Diskussion und Debatte sind nicht gleich Streit, und man muss auch andere als die erwarteten Perspektive zulassen. Dafür plädierte SWR-Intendant Kai Gniffke bei „Handwerk trifft SWR“ im Mainzer Funkhaus. Und er brachte gleich selbst so eine Perspektive mit – die seines Schwagers, Mittelständler in Ochtendung, der mutmaßlich wegen des Bürgergelds keine Lagerarbeiter finde.
Diese Offenheit belebte die Diskussion zwischen den mehr als 70 Handwerkerinnen aus Rheinland-Pfalz und den SWR-Programmverantwortlichen, so dass sich Handwerkskammern-Chef Axel Bettendorf am Ende begeistert über den Austausch zeigte – und dass er Twitch kennen gelernt hat.
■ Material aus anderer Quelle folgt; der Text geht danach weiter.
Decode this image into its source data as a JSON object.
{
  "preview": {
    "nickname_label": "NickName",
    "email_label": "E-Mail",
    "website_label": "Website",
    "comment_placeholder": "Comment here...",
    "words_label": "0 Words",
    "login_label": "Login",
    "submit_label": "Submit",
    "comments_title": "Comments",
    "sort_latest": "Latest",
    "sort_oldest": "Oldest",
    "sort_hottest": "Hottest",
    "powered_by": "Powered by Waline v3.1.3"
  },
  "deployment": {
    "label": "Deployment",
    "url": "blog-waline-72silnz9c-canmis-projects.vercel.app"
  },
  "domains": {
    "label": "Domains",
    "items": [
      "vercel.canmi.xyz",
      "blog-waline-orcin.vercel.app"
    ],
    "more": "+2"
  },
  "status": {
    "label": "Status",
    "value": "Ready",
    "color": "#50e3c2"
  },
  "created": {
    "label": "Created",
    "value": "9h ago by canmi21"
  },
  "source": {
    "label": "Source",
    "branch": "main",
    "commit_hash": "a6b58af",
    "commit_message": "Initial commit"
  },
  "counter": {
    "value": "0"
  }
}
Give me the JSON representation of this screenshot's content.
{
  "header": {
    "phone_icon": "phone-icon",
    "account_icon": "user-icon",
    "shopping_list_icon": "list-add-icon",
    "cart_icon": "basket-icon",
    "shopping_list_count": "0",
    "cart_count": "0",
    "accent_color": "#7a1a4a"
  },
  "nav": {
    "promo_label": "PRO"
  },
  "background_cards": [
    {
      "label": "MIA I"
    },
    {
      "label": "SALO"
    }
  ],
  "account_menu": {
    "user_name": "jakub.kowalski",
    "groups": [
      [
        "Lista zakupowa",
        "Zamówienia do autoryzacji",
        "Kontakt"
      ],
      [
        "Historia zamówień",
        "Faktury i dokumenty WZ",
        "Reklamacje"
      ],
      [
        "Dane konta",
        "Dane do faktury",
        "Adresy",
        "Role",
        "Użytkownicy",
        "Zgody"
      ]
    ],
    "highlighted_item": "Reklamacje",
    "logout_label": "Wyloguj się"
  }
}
„Work hard, play hard“ auf dem ARD Twitch-Channel stellt Handwerksberufe anhand der Simulatoren-Games vor. Und auf der Plattform geht es vor allem um den Dialog – da meldet sich schon mal ein Feuerwehrmann, der ein Gebäude in der Simulation kennt und hilft in der Kommentarspalte mit Tipps an die Spieler aus, berichtet Host Ilyas Buss.
Dass es auch Spaß machen kann, Protagonistin einer Fernsehproduktion zu sein, schilderte Sattlermeisterin Alexandra Funk. Dass die 24jährige in einem bislang von Männern dominierten Handwerk Chefin ist, fand SWR-„Heimat“-Reporterin Inga Köberich fesselnd.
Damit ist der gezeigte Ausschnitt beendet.